Male reading role models are more important than you think.
“You can’t be what you can’t see.”
—Marian Wright Edelman, founder of the Children’s Defense Fund (CDF)
Typically, people quote Marian Wright Edelman to bolster arguments for putting women in positions of power, so that young girls can imagine themselves as CEO or as the next president.
But it works on many levels — including creating readers.
And, in particular, male readers.
Elementary-aged boys lag behind girls the same age in most aspects of reading and literacy. Experts have suggested that it’s because reading and liking to read is seen as “feminine.” This is understandable when only 14.6 percent of elementary school teachers are male (and only two percent of Pre-K and Kindergarten teachers).

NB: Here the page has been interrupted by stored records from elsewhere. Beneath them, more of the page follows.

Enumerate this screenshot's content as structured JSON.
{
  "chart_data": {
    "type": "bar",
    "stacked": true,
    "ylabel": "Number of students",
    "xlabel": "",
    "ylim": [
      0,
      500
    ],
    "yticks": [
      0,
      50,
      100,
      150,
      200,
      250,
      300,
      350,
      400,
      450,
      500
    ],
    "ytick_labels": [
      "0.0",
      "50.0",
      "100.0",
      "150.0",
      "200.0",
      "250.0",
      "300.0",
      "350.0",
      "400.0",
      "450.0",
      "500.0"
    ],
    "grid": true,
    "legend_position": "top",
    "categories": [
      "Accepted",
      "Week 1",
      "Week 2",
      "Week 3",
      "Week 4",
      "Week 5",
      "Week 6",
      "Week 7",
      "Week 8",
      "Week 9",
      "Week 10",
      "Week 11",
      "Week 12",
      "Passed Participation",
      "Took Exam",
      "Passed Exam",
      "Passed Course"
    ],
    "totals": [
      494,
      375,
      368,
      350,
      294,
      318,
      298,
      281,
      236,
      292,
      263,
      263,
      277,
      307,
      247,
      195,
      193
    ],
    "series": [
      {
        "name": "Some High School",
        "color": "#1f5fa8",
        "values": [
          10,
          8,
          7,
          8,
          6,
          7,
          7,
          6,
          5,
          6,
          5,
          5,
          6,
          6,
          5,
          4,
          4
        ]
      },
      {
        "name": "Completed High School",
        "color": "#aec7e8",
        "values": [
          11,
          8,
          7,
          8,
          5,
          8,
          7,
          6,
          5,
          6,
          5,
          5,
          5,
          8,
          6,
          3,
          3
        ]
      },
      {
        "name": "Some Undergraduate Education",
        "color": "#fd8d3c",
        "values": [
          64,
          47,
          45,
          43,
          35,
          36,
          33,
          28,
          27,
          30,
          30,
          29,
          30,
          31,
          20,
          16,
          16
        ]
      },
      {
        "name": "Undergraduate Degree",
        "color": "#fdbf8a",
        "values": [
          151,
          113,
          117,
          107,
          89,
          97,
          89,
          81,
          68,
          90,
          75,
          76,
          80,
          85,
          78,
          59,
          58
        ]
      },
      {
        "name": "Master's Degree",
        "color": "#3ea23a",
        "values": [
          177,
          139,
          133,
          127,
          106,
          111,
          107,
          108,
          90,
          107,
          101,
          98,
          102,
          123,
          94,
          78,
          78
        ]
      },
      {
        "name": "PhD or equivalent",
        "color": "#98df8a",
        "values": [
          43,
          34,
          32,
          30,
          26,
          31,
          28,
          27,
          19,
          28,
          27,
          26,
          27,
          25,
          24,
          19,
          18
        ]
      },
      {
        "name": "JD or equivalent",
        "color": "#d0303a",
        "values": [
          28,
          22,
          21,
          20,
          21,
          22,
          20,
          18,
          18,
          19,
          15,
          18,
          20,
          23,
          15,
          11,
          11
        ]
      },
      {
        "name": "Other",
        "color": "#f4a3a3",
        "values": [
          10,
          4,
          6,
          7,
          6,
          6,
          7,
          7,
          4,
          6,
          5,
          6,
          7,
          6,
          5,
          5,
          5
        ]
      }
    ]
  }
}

What’s the best way to inspire the next generation of male readers?
Male reading role models.
Real Men Read in Schools
Real Men Read is an excellent call to action for dads, grandfathers, brothers, uncles, and boys to reclaim reading. It’s also an ad hoc collection of literacy programs that sprung up across the country over the last decade with a similar aim.

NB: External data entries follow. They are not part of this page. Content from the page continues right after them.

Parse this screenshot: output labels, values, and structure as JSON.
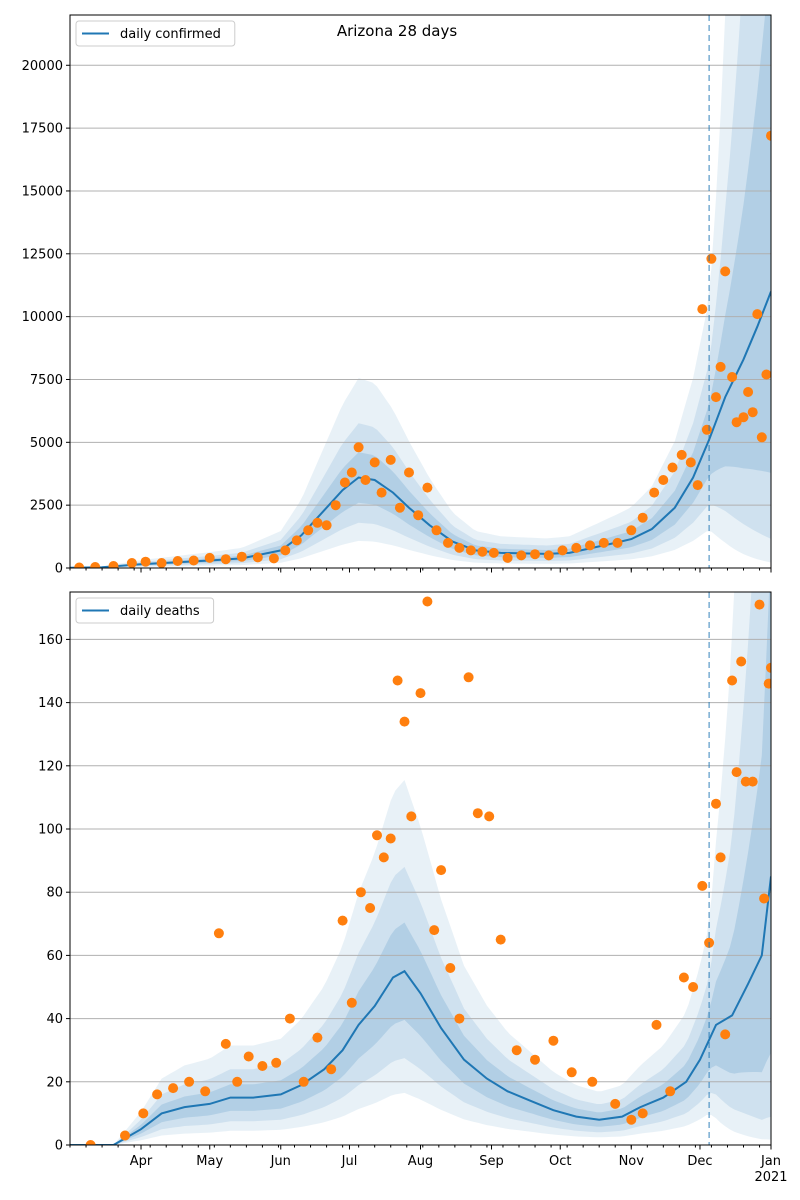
{
  "chart_data": [
    {
      "type": "line",
      "title": "Arizona 28 days",
      "xlabel": "",
      "ylabel": "",
      "ylim": [
        0,
        22000
      ],
      "grid": "horizontal",
      "legend_position": "top-left",
      "xlim": [
        "2020-03-01",
        "2021-01-01"
      ],
      "x_tick_labels": [
        "Apr",
        "May",
        "Jun",
        "Jul",
        "Aug",
        "Sep",
        "Oct",
        "Nov",
        "Dec",
        "Jan\n2021"
      ],
      "y_ticks": [
        0,
        2500,
        5000,
        7500,
        10000,
        12500,
        15000,
        17500,
        20000
      ],
      "y_tick_labels": [
        "0",
        "2500",
        "5000",
        "7500",
        "10000",
        "12500",
        "15000",
        "17500",
        "20000"
      ],
      "forecast_start": "2020-12-05",
      "series": [
        {
          "name": "daily confirmed",
          "kind": "line",
          "color": "#1f77b4",
          "x": [
            "2020-03-01",
            "2020-03-15",
            "2020-04-01",
            "2020-04-15",
            "2020-05-01",
            "2020-05-15",
            "2020-06-01",
            "2020-06-10",
            "2020-06-20",
            "2020-06-28",
            "2020-07-05",
            "2020-07-12",
            "2020-07-20",
            "2020-07-27",
            "2020-08-05",
            "2020-08-15",
            "2020-08-25",
            "2020-09-05",
            "2020-09-15",
            "2020-09-25",
            "2020-10-05",
            "2020-10-15",
            "2020-10-25",
            "2020-11-01",
            "2020-11-10",
            "2020-11-20",
            "2020-11-28",
            "2020-12-05",
            "2020-12-12",
            "2020-12-20",
            "2020-12-26",
            "2021-01-01"
          ],
          "values": [
            10,
            30,
            150,
            220,
            300,
            380,
            700,
            1300,
            2300,
            3100,
            3600,
            3500,
            3000,
            2400,
            1700,
            1050,
            700,
            600,
            580,
            560,
            600,
            800,
            1000,
            1150,
            1550,
            2400,
            3600,
            5100,
            6800,
            8300,
            9600,
            11000
          ]
        },
        {
          "name": "",
          "kind": "scatter",
          "color": "#ff7f0e",
          "x": [
            "2020-03-05",
            "2020-03-12",
            "2020-03-20",
            "2020-03-28",
            "2020-04-03",
            "2020-04-10",
            "2020-04-17",
            "2020-04-24",
            "2020-05-01",
            "2020-05-08",
            "2020-05-15",
            "2020-05-22",
            "2020-05-29",
            "2020-06-03",
            "2020-06-08",
            "2020-06-13",
            "2020-06-17",
            "2020-06-21",
            "2020-06-25",
            "2020-06-29",
            "2020-07-02",
            "2020-07-05",
            "2020-07-08",
            "2020-07-12",
            "2020-07-15",
            "2020-07-19",
            "2020-07-23",
            "2020-07-27",
            "2020-07-31",
            "2020-08-04",
            "2020-08-08",
            "2020-08-13",
            "2020-08-18",
            "2020-08-23",
            "2020-08-28",
            "2020-09-02",
            "2020-09-08",
            "2020-09-14",
            "2020-09-20",
            "2020-09-26",
            "2020-10-02",
            "2020-10-08",
            "2020-10-14",
            "2020-10-20",
            "2020-10-26",
            "2020-11-01",
            "2020-11-06",
            "2020-11-11",
            "2020-11-15",
            "2020-11-19",
            "2020-11-23",
            "2020-11-27",
            "2020-11-30",
            "2020-12-02",
            "2020-12-04",
            "2020-12-06",
            "2020-12-08",
            "2020-12-10",
            "2020-12-12",
            "2020-12-15",
            "2020-12-17",
            "2020-12-20",
            "2020-12-22",
            "2020-12-24",
            "2020-12-26",
            "2020-12-28",
            "2020-12-30",
            "2021-01-01"
          ],
          "values": [
            20,
            40,
            80,
            200,
            250,
            200,
            280,
            300,
            400,
            350,
            450,
            420,
            380,
            700,
            1100,
            1500,
            1800,
            1700,
            2500,
            3400,
            3800,
            4800,
            3500,
            4200,
            3000,
            4300,
            2400,
            3800,
            2100,
            3200,
            1500,
            1000,
            800,
            700,
            650,
            600,
            400,
            500,
            550,
            500,
            700,
            800,
            900,
            1000,
            1000,
            1500,
            2000,
            3000,
            3500,
            4000,
            4500,
            4200,
            3300,
            10300,
            5500,
            12300,
            6800,
            8000,
            11800,
            7600,
            5800,
            6000,
            7000,
            6200,
            10100,
            5200,
            7700,
            17200
          ]
        }
      ]
    },
    {
      "type": "line",
      "title": "",
      "xlabel": "",
      "ylabel": "",
      "ylim": [
        0,
        175
      ],
      "grid": "horizontal",
      "legend_position": "top-left",
      "xlim": [
        "2020-03-01",
        "2021-01-01"
      ],
      "x_tick_labels": [
        "Apr",
        "May",
        "Jun",
        "Jul",
        "Aug",
        "Sep",
        "Oct",
        "Nov",
        "Dec",
        "Jan\n2021"
      ],
      "y_ticks": [
        0,
        20,
        40,
        60,
        80,
        100,
        120,
        140,
        160
      ],
      "y_tick_labels": [
        "0",
        "20",
        "40",
        "60",
        "80",
        "100",
        "120",
        "140",
        "160"
      ],
      "forecast_start": "2020-12-05",
      "series": [
        {
          "name": "daily deaths",
          "kind": "line",
          "color": "#1f77b4",
          "x": [
            "2020-03-01",
            "2020-03-20",
            "2020-04-01",
            "2020-04-10",
            "2020-04-20",
            "2020-05-01",
            "2020-05-10",
            "2020-05-20",
            "2020-06-01",
            "2020-06-10",
            "2020-06-20",
            "2020-06-28",
            "2020-07-05",
            "2020-07-12",
            "2020-07-20",
            "2020-07-25",
            "2020-08-01",
            "2020-08-10",
            "2020-08-20",
            "2020-08-30",
            "2020-09-08",
            "2020-09-18",
            "2020-09-28",
            "2020-10-08",
            "2020-10-18",
            "2020-10-28",
            "2020-11-05",
            "2020-11-15",
            "2020-11-25",
            "2020-12-01",
            "2020-12-08",
            "2020-12-15",
            "2020-12-22",
            "2020-12-28",
            "2021-01-01"
          ],
          "values": [
            0,
            0,
            5,
            10,
            12,
            13,
            15,
            15,
            16,
            19,
            24,
            30,
            38,
            44,
            53,
            55,
            48,
            37,
            27,
            21,
            17,
            14,
            11,
            9,
            8,
            9,
            12,
            15,
            20,
            27,
            38,
            41,
            51,
            60,
            85
          ]
        },
        {
          "name": "",
          "kind": "scatter",
          "color": "#ff7f0e",
          "x": [
            "2020-03-10",
            "2020-03-25",
            "2020-04-02",
            "2020-04-08",
            "2020-04-15",
            "2020-04-22",
            "2020-04-29",
            "2020-05-05",
            "2020-05-08",
            "2020-05-13",
            "2020-05-18",
            "2020-05-24",
            "2020-05-30",
            "2020-06-05",
            "2020-06-11",
            "2020-06-17",
            "2020-06-23",
            "2020-06-28",
            "2020-07-02",
            "2020-07-06",
            "2020-07-10",
            "2020-07-13",
            "2020-07-16",
            "2020-07-19",
            "2020-07-22",
            "2020-07-25",
            "2020-07-28",
            "2020-08-01",
            "2020-08-04",
            "2020-08-07",
            "2020-08-10",
            "2020-08-14",
            "2020-08-18",
            "2020-08-22",
            "2020-08-26",
            "2020-08-31",
            "2020-09-05",
            "2020-09-12",
            "2020-09-20",
            "2020-09-28",
            "2020-10-06",
            "2020-10-15",
            "2020-10-25",
            "2020-11-01",
            "2020-11-06",
            "2020-11-12",
            "2020-11-18",
            "2020-11-24",
            "2020-11-28",
            "2020-12-02",
            "2020-12-05",
            "2020-12-08",
            "2020-12-10",
            "2020-12-12",
            "2020-12-15",
            "2020-12-17",
            "2020-12-19",
            "2020-12-21",
            "2020-12-24",
            "2020-12-27",
            "2020-12-29",
            "2020-12-31",
            "2021-01-01"
          ],
          "values": [
            0,
            3,
            10,
            16,
            18,
            20,
            17,
            67,
            32,
            20,
            28,
            25,
            26,
            40,
            20,
            34,
            24,
            71,
            45,
            80,
            75,
            98,
            91,
            97,
            147,
            134,
            104,
            143,
            172,
            68,
            87,
            56,
            40,
            148,
            105,
            104,
            65,
            30,
            27,
            33,
            23,
            20,
            13,
            8,
            10,
            38,
            17,
            53,
            50,
            82,
            64,
            108,
            91,
            35,
            147,
            118,
            153,
            115,
            115,
            171,
            78,
            146,
            151
          ]
        }
      ]
    }
  ]
}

The United Way of Wabash Valley (UWWV) runs Real Men Read in Terre Haute, Indiana. The program is in 115 kindergarten classes across six counties.
“We’re completing our 11th year, and quite a few of the men have been reading since the beginning,” says Dorothy Chambers, Community Impact Senior Staff at UWWV. “It’s an extraordinary example of enthusiastic volunteers.”
The efforts fill a gap, especially in low-income communities.
“In our area, there’s a high percentage of kids living in single-parent households, in transitional housing. There are kids who lack a long-term male adult in their lives.” Having men from all walks of life come into the classroom consistently is meaningful, says Chambers.
In Houston, Gary Chaffee, manager of Library Services for Houston Independent School District, recently joined the district’s RMR program.
The program, which began with 2nd, 5th, and 7th graders, is now rooted in 3rd grade. “I can tell you, in my experience, how important it is to be reaching out to kids at any grade level,” says Chaffee. But 3rd grade is critical, as the curriculum shifts from learning to read to reading to learn.
“Within our district, not every school has a certified librarian,” says Chaffee.
What’s more, less than 10% of school librarians are male.
“These kids need to be hearing from us,” he adds.
For Chaffee, the program is an opportunity to share books that have real meaning for him — and that can spark fruitful conversations with boys and girls.
For example, the book A Chair for My Mother by Vera Williams has significant value. There is a house fire in the book, and the family works to recover. “It speaks to me on a personal level,” says Chaffee.
“I went through a house fire,” he explains. “And I can make those connections — how the characters are feeling, what it’s like to be displaced, and the idea, in the end, that home is what we make of it.”
For Terry Stuczynski, the Real Men Read (RMR) Coordinator for Big Brothers Big Sisters of Northeast Indiana, the proof is in the numbers.
- 98% of teachers consider Real Men Read volunteers a valuable resource to help students build literacy skills.
- 89% of teachers are confident the program helps students achieve higher literacy performance.
- 89% of teachers can identify specific examples of how students have benefitted from the program.
Mentorship — which is at the heart of Real Men Read — also translates into fewer absences from school, a better attitude toward school, a more positive attitude toward peers, and an increased chance of continuing beyond high school.
“It’s huger than anyone can imagine,” says Stuczynski.
What Any Man Can Do
But families don’t have to wait until a Real Men Read program springs up in their community.
For anyone who wants to help young boys become lifelong readers, let Dad — or a brother, an uncle, or another trusted male — handle the bedtime stories.
Tell them that real men read.
And give them these tips:
You Can Make Any Moment Count
“You don’t have to commit a large chunk of time,” says Chambers of the UWWV. “You can be in the grocery store. You can be at the bus stop. Any time is an opportunity to read with your child. It can be 10 or 15 minutes a day. Those special moments will add up to a much stronger reader.”
You Cannot Wing It
“Not with 5-year-olds,” jokes Chambers. While you don’t have to be an expert reader for a read-aloud, even a little preparation helps with voices, inflection, and understanding of the story arc.
Don’t Just Read
One way to show children the power of books is to talk about the book in hand. Ask questions. Make real-world connections.
Let Them See You Read
Men don’t always have to do the bedtime story. It’s effective to have kids see you reading for yourself as well.
Talk About Reading
One tenet of the Real Men Read program in Fort Wayne, Indiana, is that male readers talk about the role of reading in their own lives when they introduce themselves to a new classroom. Tell kids why you love to read, and chances are, they’ll feel inspired to do the same. It’s a strategy that works anywhere.